Clover Evangelical Presbyterian Church – Visited on 7/17/2011

Yet another warm, muggy, overcast morning.  The clouds laid spread from horizon to horizon as a tattered, grey-white bed sheet throughout the weekend of the 17th.  Beneath such dull skies the whitewashed wooden siding of Clover Evangelical gains a matte dullness, but its windows remain as bright and welcoming as ever.  Those windows, which from a distance appear to be the stained glass of other churches in the area, are in fact wooden boards painted in a bright, eye-catching likeness of the traditional glass.

Where the Clover ARP covered last week was a centennial institution, Clover Evangelical has only just celebrated its twentieth anniversary at its current location.  The church is a single story longhouse of wood sidings and brick foundation, with a small steeple rising above the entrance crowned with a white wooden cross.  Along its left wall is a tiny tended garden, with benches and brick paving set before a free-standing wooden cross, behind which looms a carven likeness of the Ten Commandments set into a red brick frame.

Inside one finds sturdy wooden pews beneath the fluorescent lights and drop-ceilings of an office building or public school, with a stage to the rear from which the pastor preaches and the congregation’s youth choir sings.  A thin wall divides the longhouse behind that stage, veiling a meeting room prepared for community meals and gatherings.  Despite their modest funds the church staff has clearly gone to great pains to prepare its sound system.  A modern stereo apparatus lurks in the back left corner, behind the several pews, while microphones for the choir bristle behind the pastor’s lectern.

Clover Evangelical is, according to its own pastor Rev. Chuck Maynard, very much a blue collar affair.  In his own words, Rev. Maynard preaches to exactly one doctor and no lawyers.  It is a small, informal gathering, reputed by its own members to average at twenty members, where thirty adults at a single worship service is a full house.

They arrive in sandals and t-shirts, tucked in collared shirts among the elder men, dresses for the elder women, each attired as though for a day of work or school.  There is an informality, a closeness to the service—there is a sense of family and community in the longhouse, where everyone knows everyone and has done for years hence.  That day only a combined thirteen adults and teenagers were in attendance, with others unable to visit due to injury or illness.

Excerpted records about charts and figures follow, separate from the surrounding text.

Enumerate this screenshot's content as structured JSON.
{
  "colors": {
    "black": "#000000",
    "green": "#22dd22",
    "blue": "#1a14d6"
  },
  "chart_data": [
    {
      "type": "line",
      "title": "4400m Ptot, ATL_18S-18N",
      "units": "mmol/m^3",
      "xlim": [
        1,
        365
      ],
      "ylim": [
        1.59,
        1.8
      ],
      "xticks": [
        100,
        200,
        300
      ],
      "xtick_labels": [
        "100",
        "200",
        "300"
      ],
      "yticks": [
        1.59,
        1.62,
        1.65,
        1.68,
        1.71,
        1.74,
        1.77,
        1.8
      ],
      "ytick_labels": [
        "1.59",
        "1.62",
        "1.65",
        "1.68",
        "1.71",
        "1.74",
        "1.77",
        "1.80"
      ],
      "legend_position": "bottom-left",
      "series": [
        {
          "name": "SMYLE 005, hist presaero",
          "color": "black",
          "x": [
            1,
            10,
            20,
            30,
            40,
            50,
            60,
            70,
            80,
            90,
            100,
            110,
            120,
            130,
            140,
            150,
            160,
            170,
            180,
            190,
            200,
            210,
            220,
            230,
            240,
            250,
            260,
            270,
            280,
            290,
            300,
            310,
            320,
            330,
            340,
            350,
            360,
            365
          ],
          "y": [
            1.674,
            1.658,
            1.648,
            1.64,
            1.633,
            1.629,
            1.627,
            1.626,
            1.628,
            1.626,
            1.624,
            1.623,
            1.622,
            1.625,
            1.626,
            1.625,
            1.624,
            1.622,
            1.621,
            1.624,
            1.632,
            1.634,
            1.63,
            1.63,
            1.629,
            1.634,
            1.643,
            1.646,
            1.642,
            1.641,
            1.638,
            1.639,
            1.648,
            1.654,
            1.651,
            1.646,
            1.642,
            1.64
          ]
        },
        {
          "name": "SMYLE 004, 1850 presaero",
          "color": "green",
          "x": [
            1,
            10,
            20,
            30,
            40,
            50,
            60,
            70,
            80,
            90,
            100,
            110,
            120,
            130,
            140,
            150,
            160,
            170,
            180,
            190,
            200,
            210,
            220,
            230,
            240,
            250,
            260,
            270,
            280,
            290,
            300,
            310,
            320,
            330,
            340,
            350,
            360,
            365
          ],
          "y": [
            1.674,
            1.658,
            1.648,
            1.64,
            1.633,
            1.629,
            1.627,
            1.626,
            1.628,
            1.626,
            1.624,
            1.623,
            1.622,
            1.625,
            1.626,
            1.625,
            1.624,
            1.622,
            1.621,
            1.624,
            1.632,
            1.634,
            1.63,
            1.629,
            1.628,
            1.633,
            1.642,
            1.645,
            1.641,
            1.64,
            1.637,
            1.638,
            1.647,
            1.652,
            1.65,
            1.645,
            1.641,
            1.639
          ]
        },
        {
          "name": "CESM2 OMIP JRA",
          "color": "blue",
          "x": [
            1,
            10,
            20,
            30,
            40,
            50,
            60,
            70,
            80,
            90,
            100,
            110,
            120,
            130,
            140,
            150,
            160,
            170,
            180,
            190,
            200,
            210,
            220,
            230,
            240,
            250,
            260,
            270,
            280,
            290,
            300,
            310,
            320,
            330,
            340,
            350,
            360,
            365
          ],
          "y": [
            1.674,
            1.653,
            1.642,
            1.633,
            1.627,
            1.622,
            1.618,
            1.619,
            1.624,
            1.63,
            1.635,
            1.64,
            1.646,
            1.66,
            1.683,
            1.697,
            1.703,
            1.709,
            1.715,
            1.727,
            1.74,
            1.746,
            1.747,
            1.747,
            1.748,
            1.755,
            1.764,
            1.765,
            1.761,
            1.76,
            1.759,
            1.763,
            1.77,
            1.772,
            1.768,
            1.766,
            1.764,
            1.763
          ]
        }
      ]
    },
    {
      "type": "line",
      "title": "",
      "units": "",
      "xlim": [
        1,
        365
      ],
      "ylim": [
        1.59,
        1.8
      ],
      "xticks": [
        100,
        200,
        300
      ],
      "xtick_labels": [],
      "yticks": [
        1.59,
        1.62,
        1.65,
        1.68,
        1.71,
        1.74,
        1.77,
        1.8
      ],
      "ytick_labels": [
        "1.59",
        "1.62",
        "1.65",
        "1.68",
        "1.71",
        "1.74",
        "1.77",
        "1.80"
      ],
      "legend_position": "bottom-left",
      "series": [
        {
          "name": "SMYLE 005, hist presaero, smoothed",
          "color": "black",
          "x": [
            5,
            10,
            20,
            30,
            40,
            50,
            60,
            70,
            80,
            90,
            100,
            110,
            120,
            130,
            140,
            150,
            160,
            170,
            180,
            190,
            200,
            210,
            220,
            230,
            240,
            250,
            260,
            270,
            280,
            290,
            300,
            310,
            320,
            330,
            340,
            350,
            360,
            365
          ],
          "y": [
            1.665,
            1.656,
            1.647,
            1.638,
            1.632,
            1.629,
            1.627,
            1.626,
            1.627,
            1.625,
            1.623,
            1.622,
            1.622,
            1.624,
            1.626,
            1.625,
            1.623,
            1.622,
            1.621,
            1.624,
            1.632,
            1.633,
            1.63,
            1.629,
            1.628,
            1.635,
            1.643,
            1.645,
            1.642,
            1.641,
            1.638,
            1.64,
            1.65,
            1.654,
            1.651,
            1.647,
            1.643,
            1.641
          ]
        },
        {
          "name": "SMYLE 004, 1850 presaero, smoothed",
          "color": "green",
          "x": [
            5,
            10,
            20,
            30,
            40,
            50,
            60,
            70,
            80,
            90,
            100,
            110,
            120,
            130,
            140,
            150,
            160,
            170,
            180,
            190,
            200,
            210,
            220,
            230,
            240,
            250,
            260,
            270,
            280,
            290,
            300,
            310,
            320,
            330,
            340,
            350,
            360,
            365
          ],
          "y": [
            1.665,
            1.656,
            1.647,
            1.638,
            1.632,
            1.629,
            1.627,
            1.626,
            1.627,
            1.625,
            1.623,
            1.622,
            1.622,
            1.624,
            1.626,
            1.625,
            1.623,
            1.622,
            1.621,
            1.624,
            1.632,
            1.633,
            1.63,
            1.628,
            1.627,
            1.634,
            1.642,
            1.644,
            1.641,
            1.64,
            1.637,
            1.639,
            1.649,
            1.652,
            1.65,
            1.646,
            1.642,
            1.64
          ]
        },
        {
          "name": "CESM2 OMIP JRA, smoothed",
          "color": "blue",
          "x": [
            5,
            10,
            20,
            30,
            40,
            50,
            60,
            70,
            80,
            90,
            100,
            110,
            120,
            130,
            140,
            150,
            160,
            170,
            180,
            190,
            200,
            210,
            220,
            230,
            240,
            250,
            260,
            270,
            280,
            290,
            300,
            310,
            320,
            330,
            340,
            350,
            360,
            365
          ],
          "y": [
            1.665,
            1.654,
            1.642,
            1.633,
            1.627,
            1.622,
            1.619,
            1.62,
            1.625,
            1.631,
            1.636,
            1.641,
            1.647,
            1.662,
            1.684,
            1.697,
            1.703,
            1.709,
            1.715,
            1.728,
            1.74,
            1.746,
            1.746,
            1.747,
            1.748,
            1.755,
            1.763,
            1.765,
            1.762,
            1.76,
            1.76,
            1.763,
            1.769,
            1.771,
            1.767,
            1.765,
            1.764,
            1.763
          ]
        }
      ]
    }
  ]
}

Music dominates the first half of the Clover Evangelical experience by music.  The congregation sings hymns alongside contemporary studio reproductions played through the sound system while an overhead projector displays the lyrics upon the far wall, a kind of sacred karaoke.  The machine’s music enfolds and largely overpowers the voices of the small congregation, most of whom seem too shy to sing out.

A sermon from the presiding reverend fills the second have of the worship service; that morning  Rev. Maynard, a self-described veteran of two years in the Vietnam War,  began with a reading from the Book of Isaiah and criticism of the American legal system, which is “flat screwed up” in his words.  The reverend’s condemnation extended to the American government, of which he remarked “How many of us expect a politician to tell us the truth?”

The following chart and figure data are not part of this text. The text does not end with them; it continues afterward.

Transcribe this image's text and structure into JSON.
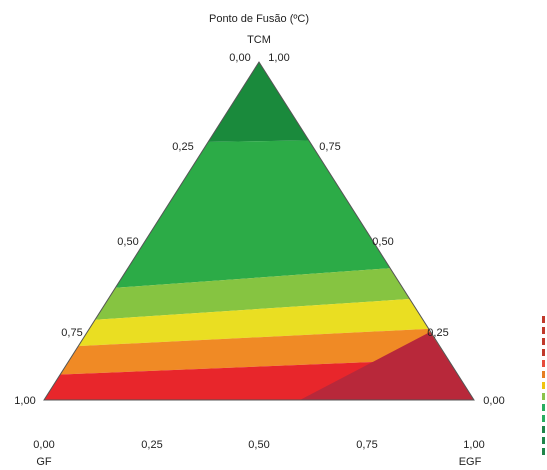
{
  "chart_data": {
    "type": "ternary-contour",
    "title": "Ponto  de Fusão (ºC)",
    "vertices": {
      "top": "TCM",
      "bottom_left": "GF",
      "bottom_right": "EGF"
    },
    "vertex_tick_labels": {
      "top": [
        "0,00",
        "1,00"
      ],
      "bottom_left": "1,00",
      "bottom_right": "0,00"
    },
    "ticks": [
      "0,00",
      "0,25",
      "0,50",
      "0,75",
      "1,00"
    ],
    "left_edge_ticks": [
      "0,25",
      "0,50",
      "0,75"
    ],
    "right_edge_ticks": [
      "0,75",
      "0,50",
      "0,25"
    ],
    "bottom_ticks": [
      "0,00",
      "0,25",
      "0,50",
      "0,75",
      "1,00"
    ],
    "contour_bands": [
      {
        "color": "#b8283a",
        "level": 1
      },
      {
        "color": "#e8262b",
        "level": 2
      },
      {
        "color": "#f08a25",
        "level": 3
      },
      {
        "color": "#eade22",
        "level": 4
      },
      {
        "color": "#86c441",
        "level": 5
      },
      {
        "color": "#2cab47",
        "level": 6
      },
      {
        "color": "#1a8a3c",
        "level": 7
      }
    ],
    "legend_swatch_colors": [
      "#c0392b",
      "#c0392b",
      "#c0392b",
      "#c0392b",
      "#e74c3c",
      "#e67e22",
      "#f1c40f",
      "#8bc34a",
      "#27ae60",
      "#27ae60",
      "#1e8449",
      "#1e8449",
      "#1e8449"
    ]
  }
}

The pastor emphasized the role of the family in the church, its importance in reinforcing its own teachings and preventing its members from straying from their oaths and covenants in the faith.  In that vein Rev. Maynard held nothing back when he condemned homosexuality, saying “It is an abomination to God and it is not okay.”  He bitterly criticized 129 Presbyterian pastors, whom he said recently signed a document affirming their decision to accept homosexuality in their churches.  Of them he said, “They are not pastors, they are not Christians, and they are going to Hell.”

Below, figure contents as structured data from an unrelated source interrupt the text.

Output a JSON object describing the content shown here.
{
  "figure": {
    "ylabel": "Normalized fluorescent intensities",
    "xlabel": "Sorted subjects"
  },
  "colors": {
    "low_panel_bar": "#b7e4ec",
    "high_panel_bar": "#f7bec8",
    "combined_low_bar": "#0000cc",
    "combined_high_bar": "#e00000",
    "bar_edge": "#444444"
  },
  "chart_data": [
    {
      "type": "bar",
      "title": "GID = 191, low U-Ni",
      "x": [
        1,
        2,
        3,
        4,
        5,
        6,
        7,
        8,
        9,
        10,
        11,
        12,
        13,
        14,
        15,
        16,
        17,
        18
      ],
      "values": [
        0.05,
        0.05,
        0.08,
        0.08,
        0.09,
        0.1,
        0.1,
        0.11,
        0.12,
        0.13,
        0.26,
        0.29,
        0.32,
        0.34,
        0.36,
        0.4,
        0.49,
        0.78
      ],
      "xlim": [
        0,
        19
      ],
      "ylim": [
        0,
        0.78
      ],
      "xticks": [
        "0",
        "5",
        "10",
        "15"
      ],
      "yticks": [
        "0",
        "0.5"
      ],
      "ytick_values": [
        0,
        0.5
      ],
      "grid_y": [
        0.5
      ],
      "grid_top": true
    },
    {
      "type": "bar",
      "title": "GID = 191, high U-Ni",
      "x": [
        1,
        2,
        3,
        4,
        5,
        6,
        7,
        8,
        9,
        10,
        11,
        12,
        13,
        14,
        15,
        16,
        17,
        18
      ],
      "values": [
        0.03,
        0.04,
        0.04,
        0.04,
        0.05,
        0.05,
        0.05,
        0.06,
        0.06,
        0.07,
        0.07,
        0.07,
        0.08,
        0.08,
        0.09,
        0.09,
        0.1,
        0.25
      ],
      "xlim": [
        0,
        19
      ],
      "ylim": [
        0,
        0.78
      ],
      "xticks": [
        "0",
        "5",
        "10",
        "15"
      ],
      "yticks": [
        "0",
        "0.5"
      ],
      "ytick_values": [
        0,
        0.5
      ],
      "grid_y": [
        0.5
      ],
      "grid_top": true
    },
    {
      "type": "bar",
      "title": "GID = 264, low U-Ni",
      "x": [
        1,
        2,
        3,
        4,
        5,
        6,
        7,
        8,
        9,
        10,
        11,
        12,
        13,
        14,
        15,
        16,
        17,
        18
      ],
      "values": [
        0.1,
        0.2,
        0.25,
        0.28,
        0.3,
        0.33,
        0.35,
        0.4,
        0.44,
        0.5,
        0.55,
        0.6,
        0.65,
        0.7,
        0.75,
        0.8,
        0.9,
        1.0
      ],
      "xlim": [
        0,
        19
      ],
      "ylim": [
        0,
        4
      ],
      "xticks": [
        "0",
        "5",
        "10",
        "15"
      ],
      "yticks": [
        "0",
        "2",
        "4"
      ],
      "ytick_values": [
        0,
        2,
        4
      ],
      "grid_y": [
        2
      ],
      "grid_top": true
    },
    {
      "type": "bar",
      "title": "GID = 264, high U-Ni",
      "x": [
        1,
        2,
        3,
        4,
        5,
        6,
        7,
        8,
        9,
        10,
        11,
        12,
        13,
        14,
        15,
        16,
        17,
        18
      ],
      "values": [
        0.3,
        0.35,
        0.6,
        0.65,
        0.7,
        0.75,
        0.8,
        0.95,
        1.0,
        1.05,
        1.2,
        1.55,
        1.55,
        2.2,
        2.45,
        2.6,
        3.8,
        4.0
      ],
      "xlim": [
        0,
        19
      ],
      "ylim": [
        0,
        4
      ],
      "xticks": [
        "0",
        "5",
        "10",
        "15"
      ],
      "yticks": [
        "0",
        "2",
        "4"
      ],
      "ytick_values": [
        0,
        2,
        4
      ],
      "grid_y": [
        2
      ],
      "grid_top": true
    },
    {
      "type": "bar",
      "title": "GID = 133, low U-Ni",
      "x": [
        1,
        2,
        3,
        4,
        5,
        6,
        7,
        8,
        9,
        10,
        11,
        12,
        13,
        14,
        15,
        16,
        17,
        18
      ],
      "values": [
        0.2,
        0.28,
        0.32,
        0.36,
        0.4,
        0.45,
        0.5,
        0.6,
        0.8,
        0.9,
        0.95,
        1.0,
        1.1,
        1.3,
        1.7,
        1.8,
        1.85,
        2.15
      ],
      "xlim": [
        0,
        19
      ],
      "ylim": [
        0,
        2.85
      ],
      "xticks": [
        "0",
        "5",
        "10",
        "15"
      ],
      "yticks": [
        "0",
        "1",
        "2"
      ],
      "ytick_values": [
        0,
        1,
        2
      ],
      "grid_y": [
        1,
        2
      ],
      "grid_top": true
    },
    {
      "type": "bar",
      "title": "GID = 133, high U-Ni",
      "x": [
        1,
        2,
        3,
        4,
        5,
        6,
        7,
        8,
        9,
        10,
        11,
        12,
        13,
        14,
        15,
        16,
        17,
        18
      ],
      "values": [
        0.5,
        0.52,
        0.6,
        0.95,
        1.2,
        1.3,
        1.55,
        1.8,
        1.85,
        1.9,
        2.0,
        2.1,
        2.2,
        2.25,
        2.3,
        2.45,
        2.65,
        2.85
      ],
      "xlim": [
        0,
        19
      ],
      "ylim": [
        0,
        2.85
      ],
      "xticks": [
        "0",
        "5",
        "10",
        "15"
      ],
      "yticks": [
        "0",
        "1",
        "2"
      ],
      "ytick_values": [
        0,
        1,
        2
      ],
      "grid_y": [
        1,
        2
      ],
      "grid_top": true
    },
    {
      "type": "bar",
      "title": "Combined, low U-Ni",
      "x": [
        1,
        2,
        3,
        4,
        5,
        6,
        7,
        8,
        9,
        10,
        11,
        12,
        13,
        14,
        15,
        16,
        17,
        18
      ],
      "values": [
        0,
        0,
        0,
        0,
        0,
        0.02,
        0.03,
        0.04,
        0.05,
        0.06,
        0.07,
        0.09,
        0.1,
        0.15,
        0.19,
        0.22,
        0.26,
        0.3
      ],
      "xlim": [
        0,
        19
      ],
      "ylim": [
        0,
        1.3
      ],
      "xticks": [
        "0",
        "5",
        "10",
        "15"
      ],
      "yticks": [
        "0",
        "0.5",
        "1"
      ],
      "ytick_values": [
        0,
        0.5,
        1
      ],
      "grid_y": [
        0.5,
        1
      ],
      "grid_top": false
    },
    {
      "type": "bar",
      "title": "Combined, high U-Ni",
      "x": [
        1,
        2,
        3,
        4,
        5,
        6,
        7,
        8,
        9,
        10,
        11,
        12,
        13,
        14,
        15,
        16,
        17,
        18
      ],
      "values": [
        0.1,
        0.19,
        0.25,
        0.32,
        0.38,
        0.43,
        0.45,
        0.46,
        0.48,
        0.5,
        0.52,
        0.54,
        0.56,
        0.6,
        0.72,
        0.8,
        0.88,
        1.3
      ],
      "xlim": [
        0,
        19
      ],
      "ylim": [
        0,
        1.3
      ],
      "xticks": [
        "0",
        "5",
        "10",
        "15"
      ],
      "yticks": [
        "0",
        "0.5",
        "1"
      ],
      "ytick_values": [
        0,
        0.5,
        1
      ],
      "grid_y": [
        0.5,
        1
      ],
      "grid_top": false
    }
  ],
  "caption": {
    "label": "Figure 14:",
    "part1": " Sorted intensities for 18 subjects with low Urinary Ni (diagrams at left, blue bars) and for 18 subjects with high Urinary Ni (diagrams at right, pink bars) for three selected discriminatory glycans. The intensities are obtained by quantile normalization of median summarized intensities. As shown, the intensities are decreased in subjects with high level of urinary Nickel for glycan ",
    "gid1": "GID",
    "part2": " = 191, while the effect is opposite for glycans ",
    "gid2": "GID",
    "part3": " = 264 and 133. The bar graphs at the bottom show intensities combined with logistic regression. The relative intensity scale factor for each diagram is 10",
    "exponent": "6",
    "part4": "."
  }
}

On the role of Christianity in government and the power of the Establishment Clause of the First Amendment, Rev. Maynard said he believed that the clause exists only to prevent the establishment of a national church of the United States, such as the country’s founding fathers saw and experienced in other contemporary nations.  He rejected what he called a “separation of God and government,” and would prefer that the US government operated on a strict constitutional basis.